La Coupe d’Afrique des Nations 2027, attribuée conjointement au Kenya, à l’Ouganda et à la Tanzanie, est prévue en principe pour les mois de juin et juillet 2027. Pourtant, à mesure que l’échéance approche, les incertitudes grandissent autour de l’organisation effective de cette compétition majeure du football africain.
À peine la Coupe d’Afrique des Nations 2025 terminée, ses répercussions continuent de se faire sentir. L’édition a laissé place à des contestations, notamment avec le recours introduit par la Fédération sénégalaise de football devant le Tribunal arbitral du sport. Cette procédure, toujours en attente de décision, entretient un climat d’incertitude qui ne contribue pas à rassurer les acteurs du football continental.

Dans ce contexte déjà tendu, la préparation de la CAN 2027 suscite de nombreuses interrogations.

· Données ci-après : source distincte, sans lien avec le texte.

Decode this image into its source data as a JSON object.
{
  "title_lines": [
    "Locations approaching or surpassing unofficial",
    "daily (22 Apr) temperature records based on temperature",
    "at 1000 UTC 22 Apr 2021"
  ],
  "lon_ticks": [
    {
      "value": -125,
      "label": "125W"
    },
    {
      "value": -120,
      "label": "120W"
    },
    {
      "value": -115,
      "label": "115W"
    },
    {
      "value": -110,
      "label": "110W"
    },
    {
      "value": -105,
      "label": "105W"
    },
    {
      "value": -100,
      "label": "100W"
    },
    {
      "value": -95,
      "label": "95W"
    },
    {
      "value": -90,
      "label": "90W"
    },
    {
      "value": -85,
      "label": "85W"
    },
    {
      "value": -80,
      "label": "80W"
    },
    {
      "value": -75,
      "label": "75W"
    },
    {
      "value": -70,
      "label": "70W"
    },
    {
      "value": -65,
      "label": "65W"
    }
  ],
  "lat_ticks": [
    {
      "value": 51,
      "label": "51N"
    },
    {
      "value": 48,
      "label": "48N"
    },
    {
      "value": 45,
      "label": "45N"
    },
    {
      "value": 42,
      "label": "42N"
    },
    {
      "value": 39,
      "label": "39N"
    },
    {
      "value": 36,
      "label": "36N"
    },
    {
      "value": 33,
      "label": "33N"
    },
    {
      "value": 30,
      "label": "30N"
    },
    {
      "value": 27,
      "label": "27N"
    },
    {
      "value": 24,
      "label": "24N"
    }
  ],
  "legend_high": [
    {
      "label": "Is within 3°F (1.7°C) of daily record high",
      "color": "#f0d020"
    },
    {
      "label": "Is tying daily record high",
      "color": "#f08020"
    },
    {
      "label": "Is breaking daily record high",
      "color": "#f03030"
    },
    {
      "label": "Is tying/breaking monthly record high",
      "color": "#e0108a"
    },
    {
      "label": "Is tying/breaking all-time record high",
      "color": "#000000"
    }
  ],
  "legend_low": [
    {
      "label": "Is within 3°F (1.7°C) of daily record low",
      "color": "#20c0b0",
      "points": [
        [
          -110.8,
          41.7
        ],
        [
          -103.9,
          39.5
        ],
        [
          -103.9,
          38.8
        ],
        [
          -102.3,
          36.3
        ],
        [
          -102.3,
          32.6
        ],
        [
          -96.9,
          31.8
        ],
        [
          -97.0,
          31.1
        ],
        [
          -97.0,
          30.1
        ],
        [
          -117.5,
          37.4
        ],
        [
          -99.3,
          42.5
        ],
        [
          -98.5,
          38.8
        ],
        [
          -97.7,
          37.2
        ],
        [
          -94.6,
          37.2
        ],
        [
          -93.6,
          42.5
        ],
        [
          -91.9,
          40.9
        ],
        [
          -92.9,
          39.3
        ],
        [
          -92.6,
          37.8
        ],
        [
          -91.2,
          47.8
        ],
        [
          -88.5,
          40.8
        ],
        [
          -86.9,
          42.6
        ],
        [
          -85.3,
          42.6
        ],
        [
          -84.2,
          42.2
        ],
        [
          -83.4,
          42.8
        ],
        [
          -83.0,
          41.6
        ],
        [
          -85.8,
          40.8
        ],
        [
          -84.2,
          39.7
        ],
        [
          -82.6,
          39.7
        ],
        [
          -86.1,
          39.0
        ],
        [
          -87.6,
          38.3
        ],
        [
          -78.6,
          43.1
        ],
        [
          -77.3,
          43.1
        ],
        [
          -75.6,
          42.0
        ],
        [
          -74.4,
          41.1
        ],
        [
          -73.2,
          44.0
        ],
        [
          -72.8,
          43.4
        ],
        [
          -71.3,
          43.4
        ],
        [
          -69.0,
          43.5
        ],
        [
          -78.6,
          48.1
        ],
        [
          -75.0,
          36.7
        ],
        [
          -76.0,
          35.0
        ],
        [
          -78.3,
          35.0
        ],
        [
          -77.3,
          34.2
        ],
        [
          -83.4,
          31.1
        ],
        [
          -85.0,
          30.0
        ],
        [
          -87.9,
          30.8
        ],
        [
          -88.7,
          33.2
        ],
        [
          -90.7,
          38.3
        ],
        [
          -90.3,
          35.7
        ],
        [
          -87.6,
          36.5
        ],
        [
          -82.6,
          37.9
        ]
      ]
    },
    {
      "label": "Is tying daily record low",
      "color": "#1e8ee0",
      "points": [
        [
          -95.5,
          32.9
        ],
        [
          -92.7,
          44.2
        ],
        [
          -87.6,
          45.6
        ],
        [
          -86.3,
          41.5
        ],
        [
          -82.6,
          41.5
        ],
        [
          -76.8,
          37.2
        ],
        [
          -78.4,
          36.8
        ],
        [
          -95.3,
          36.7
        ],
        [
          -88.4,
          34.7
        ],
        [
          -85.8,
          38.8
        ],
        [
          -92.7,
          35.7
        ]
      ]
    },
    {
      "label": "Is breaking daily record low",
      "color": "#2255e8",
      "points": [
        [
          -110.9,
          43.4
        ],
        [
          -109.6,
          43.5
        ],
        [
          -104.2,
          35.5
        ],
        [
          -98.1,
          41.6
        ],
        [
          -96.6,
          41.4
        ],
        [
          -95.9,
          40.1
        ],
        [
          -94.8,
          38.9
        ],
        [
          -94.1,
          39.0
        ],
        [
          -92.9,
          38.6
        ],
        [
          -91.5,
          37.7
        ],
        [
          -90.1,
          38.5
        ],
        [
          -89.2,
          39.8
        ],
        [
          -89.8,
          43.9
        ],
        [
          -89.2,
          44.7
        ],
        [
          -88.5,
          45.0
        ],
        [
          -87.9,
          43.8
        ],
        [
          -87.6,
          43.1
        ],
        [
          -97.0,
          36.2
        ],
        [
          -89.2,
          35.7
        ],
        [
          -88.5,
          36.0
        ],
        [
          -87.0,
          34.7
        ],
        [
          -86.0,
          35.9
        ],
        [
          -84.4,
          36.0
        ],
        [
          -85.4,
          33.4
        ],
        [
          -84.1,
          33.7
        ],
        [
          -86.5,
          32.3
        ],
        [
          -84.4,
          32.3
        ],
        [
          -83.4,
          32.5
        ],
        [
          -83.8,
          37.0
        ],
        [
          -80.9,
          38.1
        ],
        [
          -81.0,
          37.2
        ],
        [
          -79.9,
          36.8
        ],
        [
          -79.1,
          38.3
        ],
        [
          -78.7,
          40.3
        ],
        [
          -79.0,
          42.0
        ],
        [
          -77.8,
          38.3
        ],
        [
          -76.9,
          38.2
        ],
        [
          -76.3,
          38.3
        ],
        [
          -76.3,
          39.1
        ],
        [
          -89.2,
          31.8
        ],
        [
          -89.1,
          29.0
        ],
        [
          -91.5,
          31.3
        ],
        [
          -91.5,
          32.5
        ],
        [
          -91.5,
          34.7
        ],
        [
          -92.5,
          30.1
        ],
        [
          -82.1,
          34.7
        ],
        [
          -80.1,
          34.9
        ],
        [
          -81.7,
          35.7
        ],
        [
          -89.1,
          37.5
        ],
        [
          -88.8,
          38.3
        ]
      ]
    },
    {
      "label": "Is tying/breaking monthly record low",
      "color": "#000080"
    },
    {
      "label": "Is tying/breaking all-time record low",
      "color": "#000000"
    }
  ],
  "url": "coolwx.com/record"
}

À ce jour, aucune date officielle n’a été confirmée par la Confédération africaine de football, et le tirage au sort des éliminatoires reste en suspens. Cette absence de communication claire alimente les inquiétudes des observateurs, qui redoutent un retard significatif, voire un scénario plus préoccupant encore.
Certains analystes n’excluent pas la possibilité d’une annulation ou d’une délocalisation de la compétition. Ces craintes sont renforcées par les propos du journaliste Nabil Djellit, tenus sur Canal+ Afrique. Selon lui, la situation actuelle traduit un manque de préparation des pays hôtes. Il estime que l’absence d’informations officielles reflète une difficulté réelle à répondre aux exigences organisationnelles d’un tournoi d’une telle envergure.
#TDA 🌍 : A un an de la CAN 2027, le public s'étonne du manque d'informations concernant les qualifications au point que Nabil Djellit pense que la compétition n'aura tout simplement pas lieu 🤔 pic.twitter.com/cMlvCcv04n
— CANAL+ SPORT Afrique (@cplussportafr) April 20, 2026
Par ailleurs, plusieurs équipes engagées dans les phases préliminaires se retrouvent dans l’incertitude. Certaines ont déjà validé leur qualification et attendent désormais de connaître leurs futurs adversaires, sans visibilité sur le calendrier. Cette situation inhabituelle complique la planification sportive et fragilise la crédibilité de la compétition.
Si ces inquiétudes venaient à se confirmer, l’image du football africain pourrait en pâtir une nouvelle fois. Les difficultés organisationnelles récurrentes associées à la CAN alimentent régulièrement les critiques, notamment sur la capacité des instances à garantir une gestion rigoureuse et anticipée des grandes compétitions.
À un peu plus d’un an de la date théorique du tournoi, l’absence de signaux positifs ne permet pas d’écarter les doutes. Une clarification rapide de la part des autorités compétentes apparaît désormais indispensable pour rassurer les fédérations, les joueurs et les supporters, et préserver l’intégrité d’un événement central dans le calendrier sportif africain.